Capítulo 11
Sucedió durante la eucaristía...
Iraíla hizo su debut como solista en el coro de la iglesia. Su madre la motivó para que cantara aunque no era necesario. Era una promesa sin cumplir. Debía cantar para el abuelo como un homenaje por su aniversario. Ya hacía un año que había madrugado muy de temprano para regar las rosas del vergel en el paraíso. Por años desde su jubilación, lo hizo cada día en el jardín de su casa, y un año en el jardín de la villa apoyando al jardinero, hasta que quedó postrado en la silla de ruedas.
Era sábado. Se suponía que la misa era para la familia a la hora destinada. Pero no fue así. Una repentina y ligera llovizna, evitó que la misa cotidiana hirviera de fieles, y a cambio, se congregaron en la misa reservada para el aniversario de su muerte.
—Ve, hija —dijo su madre.
Iraíla respiró profundo. Recordó aquellas palabras específicas de su abuelo el mismo día de su partida en la mañana: «¡Canta!... ¡Canta!... para suavizar la agonía, y no dejes de hacerlo, y quiero que lo hagas cada que me recuerdes». Y ascendió los tres escalones brillantes por el retal de mármol negro, que conducían contiguo al altar, donde vivía el piano hacía una década.
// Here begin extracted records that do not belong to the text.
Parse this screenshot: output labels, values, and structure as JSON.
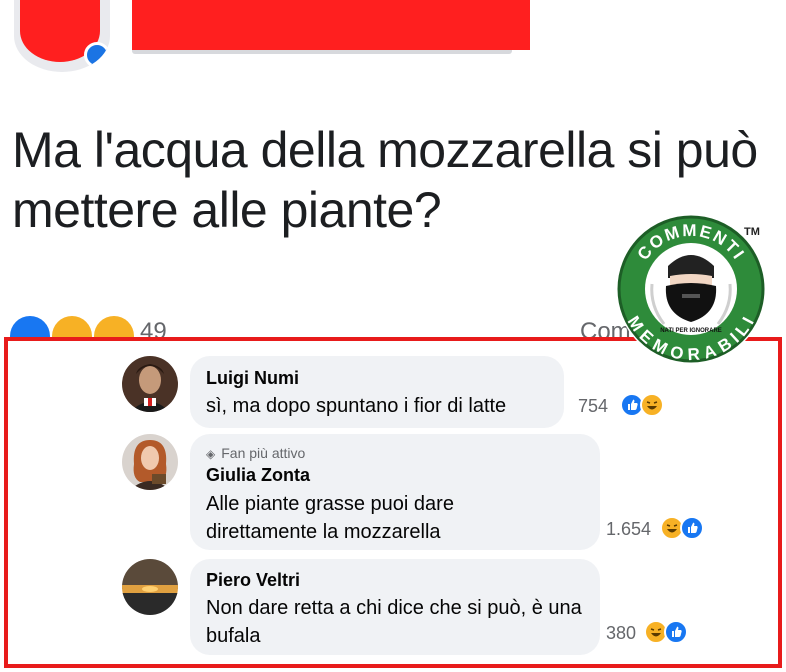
{
  "post": {
    "text": "Ma l'acqua della mozzarella si può mettere alle piante?",
    "reaction_count": "49",
    "comments_label": "Com"
  },
  "logo": {
    "top_text": "COMMENTI",
    "bottom_text": "MEMORABILI",
    "sub_text": "NATI PER IGNORARE",
    "tm": "TM"
  },
  "comments": [
    {
      "name": "Luigi Numi",
      "text": "sì, ma dopo spuntano i fior di latte",
      "reactions": "754",
      "icons": [
        "like-icon",
        "haha-icon"
      ]
    },
    {
      "badge": "Fan più attivo",
      "name": "Giulia Zonta",
      "text": "Alle piante grasse puoi dare direttamente la mozzarella",
      "reactions": "1.654",
      "icons": [
        "haha-icon",
        "like-icon"
      ]
    },
    {
      "name": "Piero Veltri",
      "text": "Non dare retta a chi dice che si può, è una bufala",
      "reactions": "380",
      "icons": [
        "haha-icon",
        "like-icon"
      ]
    }
  ],
  "colors": {
    "frame": "#e81b1b",
    "redaction": "#ff1f1f",
    "logo_green": "#2e8b3a",
    "like_blue": "#1877f2",
    "haha_yellow": "#f7b125",
    "bubble": "#f0f2f5"
  }
}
—¿O mio babbino caro, es la canción de entrada? —preguntó el pianista.
—¿La conoces? —respondió Iraíla.
Él asintió con un leve movimiento de cabeza.
—Hazte acá —le dijo señalando su costado derecho.
El pianista, a quien su madre había contratado para amenizar la eucaristía, depositó con sutileza los dedos sobre las teclas del piano, que al contacto, tomaron vida para iniciar su danza.
El alma del piano dejó caer sus notas taciturnas, que como perfectos cristales de agua, rememoró la partida del abuelo. Las notas crecieron hasta formar olas, y un canto de ópera en soprano, se deslizó sobre ellas. Iba plácido en la voz angelical de Iraíla. Por un momento de éxtasis, todos se olvidaron del alma del difunto.
Con el canto, los estados de ánimo parecieron resucitar. El abuelo debió disfrutarlo desde su dimensión, cuando Gisele, levantó su mano hacia el piano en señal de saludo y a la vez de despedida. Una sonrisa envuelta en llanto indicaba haberlo visto al lado de su nieta.
Antoon estaba acompañado de su tía Abigail, que sin hábito, parecía portarlo. El agua los detuvo a la salida, y luego de que amainara, los detuvo la voz de Iraíla. Fue entonces que convertida en imán espiritual, atrajo tantos fieles en cuestión de segundos, que daba la apariencia de ser la misa cotidiana del día sábado en la tarde.
El alma del difunto perdió el interés hasta el final del canto, y lo perdería cuantas veces ocurriera.
Al finalizar la eucaristía, Iraíla entonó «Norma» con tal miramiento, que las almas emocionadas sintieron desplegar sus alas al interior del templo, y volar como bandada de palomas santiguadas de paz. Todos, hasta el sacerdote, estaban ensimismados.
Afuera del templo, una bandada de palomas reales las imitó.
Antoon no escuchó la voz de su tía. Nada podía apartarlo del embeleso. Aun no salía de su asombro. Habría deseado tenerla cerca para darle el saludo de la paz, y hasta pensó en compartir su comunión. Pero fueron pensamientos necios que perdieron la vida. Ya llegaría el día de conocerla...
—Con ésta son dos eucaristías, y ya escampó, Antoon. —dijo Abigail.
—¿Cómo? —preguntó.
—Parece que alguien no está en este mundo.
—Lo siento, tía.
—Es ella —dijo.
—Sí. Es ella.
Deseaba hablarle. Y más que darle las gracias de nuevo, conocerla. Con sólo verlo era muy probable que lo reconocería. Pero se abstuvo de mostrarse al desconocer el motivo por el que no retornó después del suceso. Ya habían transcurrido cuatro meses.
—¿Vamos? —dijo Antoon.
—Es la pregunta que se ha quedado sin respuesta en tres ocasiones, hijo.
—Disculpa, tía.
Congeniaron con un par de sonrisas y se ausentaron, no sin antes, Antoon desear que una nueva llovizna los detuviera.